Twelve people have been arrested as part of a National Police operation which has uncovered the first cocaine-producing laboratory in Spain, similar to those in South America, with the capacity to produce 120 kilos of the drug a week with a street value of more than 7 million euros a week.
‘Operation Silicon’, which began in May, included searches of properties in Malaga, Cordoba and Madrid, as the leader of the group, who is Spanish and has been living a luxury lifestyle in Malaga, is said to have used third parties to import the drug in sacks of cement, before it was then used at a clandestine laboratory in the countryside in the outskirts of Madrid.
The police ascertained that the organisation was storing a large quantity of chemical products in Cordoba, which they then transferred as needed to a shipping container situated in a Costa del Sol car park ready for transporting.
The officers also identified a man from the Dominican Republic who worked closely with the leader of the gang, who supervised the production of the drug in the lab and arranged how it was distributed. He had personally recruited three Colombians who came to Spain specifically to extract the cocaine. These people are known as ‘cooks’ and are contracted for a specific operation.

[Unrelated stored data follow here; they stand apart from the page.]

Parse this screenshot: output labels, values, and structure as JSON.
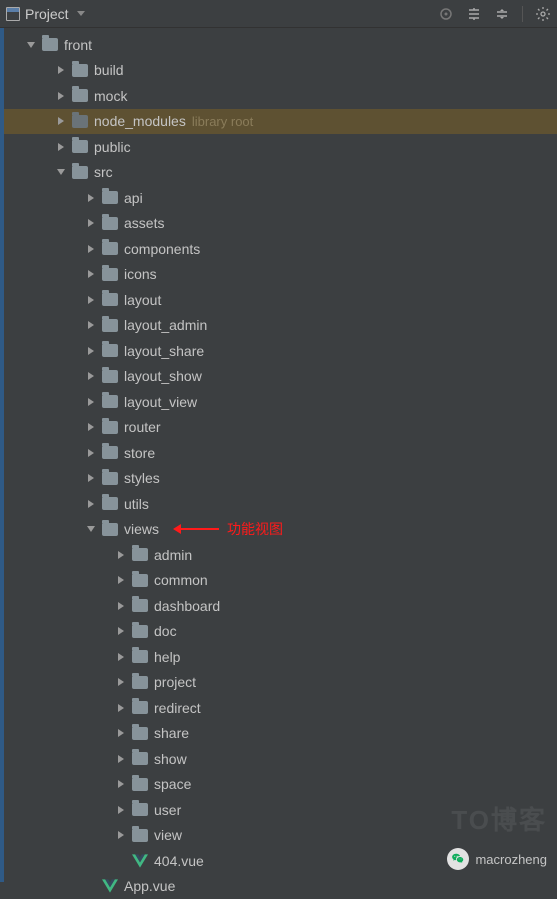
{
  "header": {
    "title": "Project"
  },
  "annotation": {
    "text": "功能视图"
  },
  "watermark": {
    "text": "macrozheng",
    "background_text": "TO博客"
  },
  "tree": [
    {
      "indent": 20,
      "arrow": "open",
      "icon": "folder",
      "label": "front"
    },
    {
      "indent": 50,
      "arrow": "closed",
      "icon": "folder",
      "label": "build"
    },
    {
      "indent": 50,
      "arrow": "closed",
      "icon": "folder",
      "label": "mock"
    },
    {
      "indent": 50,
      "arrow": "closed",
      "icon": "folder-dark",
      "label": "node_modules",
      "suffix": "library root",
      "highlight": true
    },
    {
      "indent": 50,
      "arrow": "closed",
      "icon": "folder",
      "label": "public"
    },
    {
      "indent": 50,
      "arrow": "open",
      "icon": "folder",
      "label": "src"
    },
    {
      "indent": 80,
      "arrow": "closed",
      "icon": "folder",
      "label": "api"
    },
    {
      "indent": 80,
      "arrow": "closed",
      "icon": "folder",
      "label": "assets"
    },
    {
      "indent": 80,
      "arrow": "closed",
      "icon": "folder",
      "label": "components"
    },
    {
      "indent": 80,
      "arrow": "closed",
      "icon": "folder",
      "label": "icons"
    },
    {
      "indent": 80,
      "arrow": "closed",
      "icon": "folder",
      "label": "layout"
    },
    {
      "indent": 80,
      "arrow": "closed",
      "icon": "folder",
      "label": "layout_admin"
    },
    {
      "indent": 80,
      "arrow": "closed",
      "icon": "folder",
      "label": "layout_share"
    },
    {
      "indent": 80,
      "arrow": "closed",
      "icon": "folder",
      "label": "layout_show"
    },
    {
      "indent": 80,
      "arrow": "closed",
      "icon": "folder",
      "label": "layout_view"
    },
    {
      "indent": 80,
      "arrow": "closed",
      "icon": "folder",
      "label": "router"
    },
    {
      "indent": 80,
      "arrow": "closed",
      "icon": "folder",
      "label": "store"
    },
    {
      "indent": 80,
      "arrow": "closed",
      "icon": "folder",
      "label": "styles"
    },
    {
      "indent": 80,
      "arrow": "closed",
      "icon": "folder",
      "label": "utils"
    },
    {
      "indent": 80,
      "arrow": "open",
      "icon": "folder",
      "label": "views",
      "annotation": true
    },
    {
      "indent": 110,
      "arrow": "closed",
      "icon": "folder",
      "label": "admin"
    },
    {
      "indent": 110,
      "arrow": "closed",
      "icon": "folder",
      "label": "common"
    },
    {
      "indent": 110,
      "arrow": "closed",
      "icon": "folder",
      "label": "dashboard"
    },
    {
      "indent": 110,
      "arrow": "closed",
      "icon": "folder",
      "label": "doc"
    },
    {
      "indent": 110,
      "arrow": "closed",
      "icon": "folder",
      "label": "help"
    },
    {
      "indent": 110,
      "arrow": "closed",
      "icon": "folder",
      "label": "project"
    },
    {
      "indent": 110,
      "arrow": "closed",
      "icon": "folder",
      "label": "redirect"
    },
    {
      "indent": 110,
      "arrow": "closed",
      "icon": "folder",
      "label": "share"
    },
    {
      "indent": 110,
      "arrow": "closed",
      "icon": "folder",
      "label": "show"
    },
    {
      "indent": 110,
      "arrow": "closed",
      "icon": "folder",
      "label": "space"
    },
    {
      "indent": 110,
      "arrow": "closed",
      "icon": "folder",
      "label": "user"
    },
    {
      "indent": 110,
      "arrow": "closed",
      "icon": "folder",
      "label": "view"
    },
    {
      "indent": 110,
      "arrow": "none",
      "icon": "vue",
      "label": "404.vue"
    },
    {
      "indent": 80,
      "arrow": "none",
      "icon": "vue",
      "label": "App.vue"
    }
  ]
}
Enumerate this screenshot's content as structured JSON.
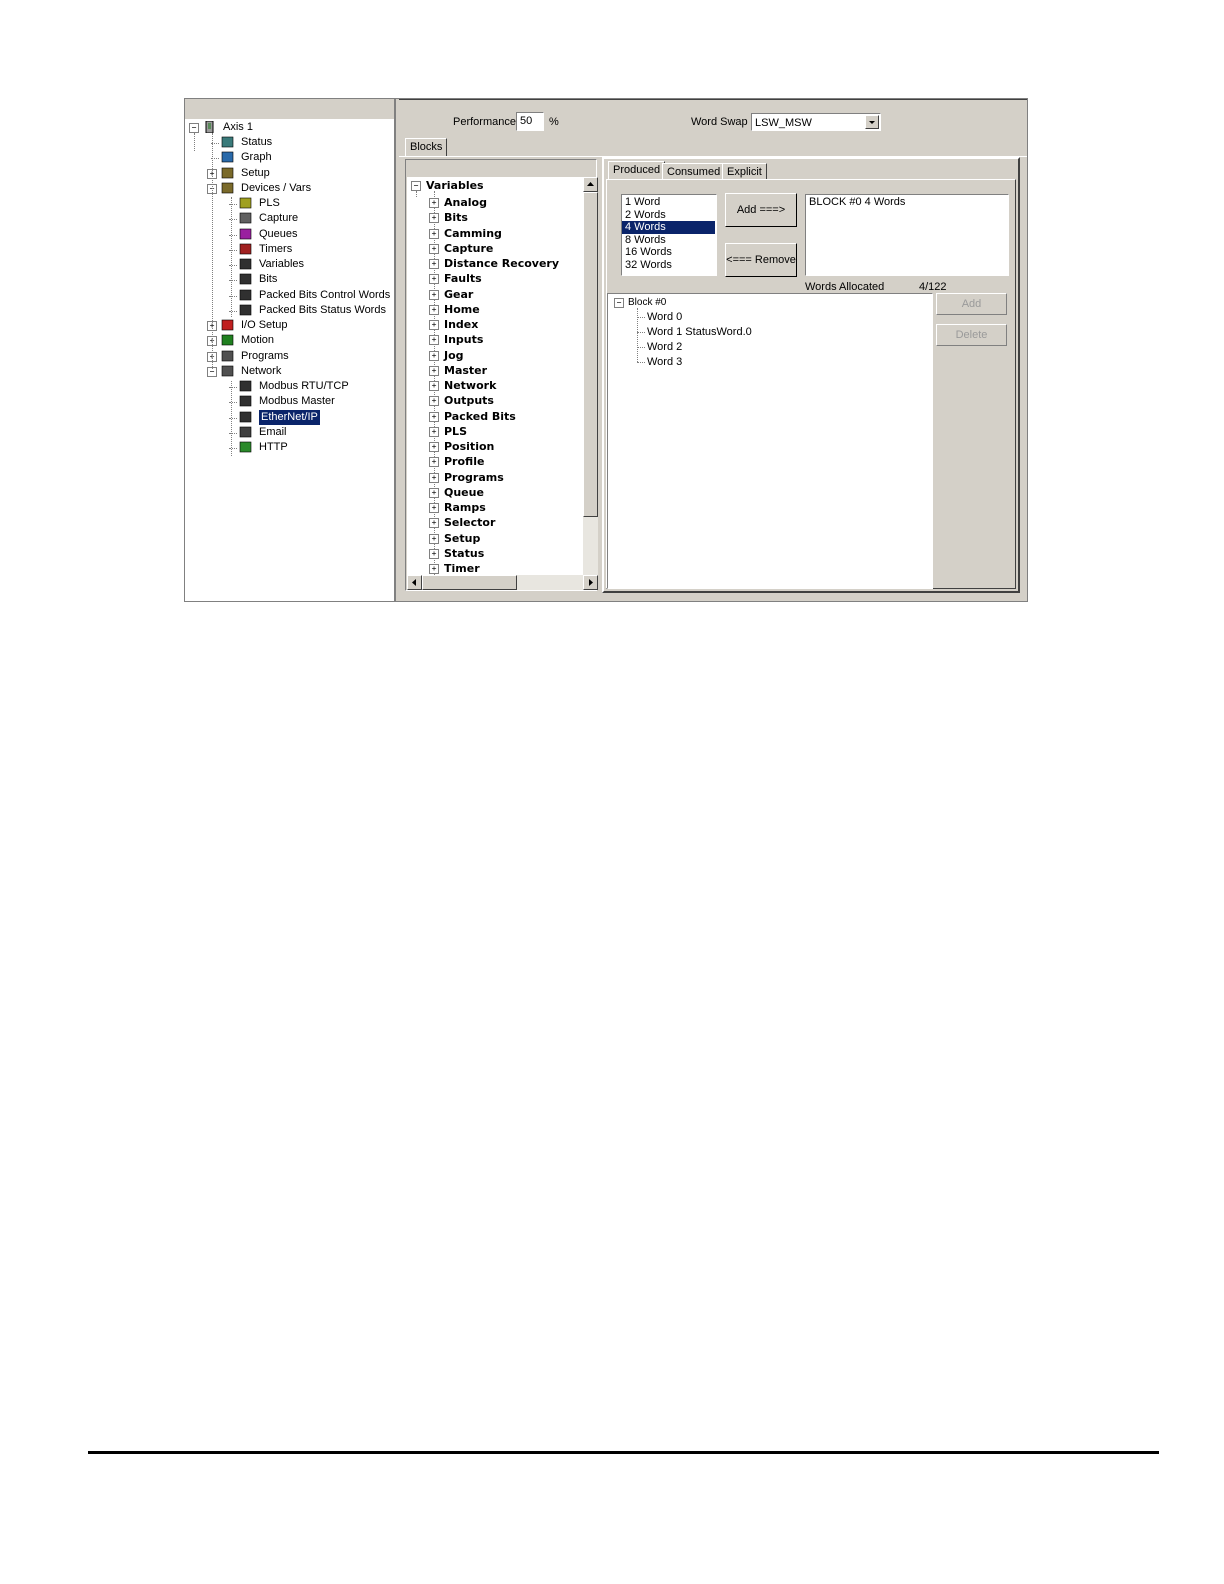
{
  "left_tree": {
    "root": "Axis 1",
    "items": [
      {
        "label": "Status",
        "icon": "status-icon"
      },
      {
        "label": "Graph",
        "icon": "graph-icon"
      },
      {
        "label": "Setup",
        "icon": "setup-icon"
      },
      {
        "label": "Devices / Vars",
        "icon": "devices-icon"
      },
      {
        "label": "PLS",
        "icon": "pls-icon"
      },
      {
        "label": "Capture",
        "icon": "capture-icon"
      },
      {
        "label": "Queues",
        "icon": "queues-icon"
      },
      {
        "label": "Timers",
        "icon": "timers-icon"
      },
      {
        "label": "Variables",
        "icon": "variables-icon"
      },
      {
        "label": "Bits",
        "icon": "bits-icon"
      },
      {
        "label": "Packed Bits Control Words",
        "icon": "packed-bits-icon"
      },
      {
        "label": "Packed Bits Status Words",
        "icon": "packed-bits-icon"
      },
      {
        "label": "I/O Setup",
        "icon": "io-setup-icon"
      },
      {
        "label": "Motion",
        "icon": "motion-icon"
      },
      {
        "label": "Programs",
        "icon": "programs-icon"
      },
      {
        "label": "Network",
        "icon": "network-icon"
      },
      {
        "label": "Modbus RTU/TCP",
        "icon": "modbus-icon"
      },
      {
        "label": "Modbus Master",
        "icon": "modbus-icon"
      },
      {
        "label": "EtherNet/IP",
        "icon": "ethernet-ip-icon"
      },
      {
        "label": "Email",
        "icon": "email-icon"
      },
      {
        "label": "HTTP",
        "icon": "http-icon"
      }
    ]
  },
  "top": {
    "performance_label": "Performance",
    "performance_value": "50",
    "performance_unit": "%",
    "word_swap_label": "Word Swap",
    "word_swap_value": "LSW_MSW"
  },
  "blocks_tab": "Blocks",
  "variables_tree": {
    "root": "Variables",
    "items": [
      "Analog",
      "Bits",
      "Camming",
      "Capture",
      "Distance Recovery",
      "Faults",
      "Gear",
      "Home",
      "Index",
      "Inputs",
      "Jog",
      "Master",
      "Network",
      "Outputs",
      "Packed Bits",
      "PLS",
      "Position",
      "Profile",
      "Programs",
      "Queue",
      "Ramps",
      "Selector",
      "Setup",
      "Status",
      "Timer"
    ]
  },
  "tabs": [
    "Produced",
    "Consumed",
    "Explicit"
  ],
  "size_list": [
    "1  Word",
    "2  Words",
    "4  Words",
    "8  Words",
    "16  Words",
    "32  Words"
  ],
  "size_selected": "4  Words",
  "add_button": "Add ===>",
  "remove_button": "<=== Remove",
  "block_list": [
    "BLOCK #0  4 Words"
  ],
  "words_allocated_label": "Words Allocated",
  "words_allocated_value": "4/122",
  "block_tree": {
    "root": "Block #0",
    "words": [
      "Word 0",
      "Word 1  StatusWord.0",
      "Word 2",
      "Word 3"
    ]
  },
  "side_add_button": "Add",
  "side_delete_button": "Delete",
  "colors": {
    "selection": "#0a246a",
    "face": "#d4d0c8",
    "shadow": "#808080"
  }
}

Investigators learned that the gang had originally rented a house in Coín, which is a town 20km inland from Fuengirola, and intended to turn that into the laboratory, but then decided on an alternative location in Madrid instead.
When officers from the Special Operations Group entered the laboratory, they found five ‘cooks’ at work. Apart from the 12 arrests, they seized a supply of products needed to ‘cut’ the cocaine, six vehicles, and 36,000 euros in cash.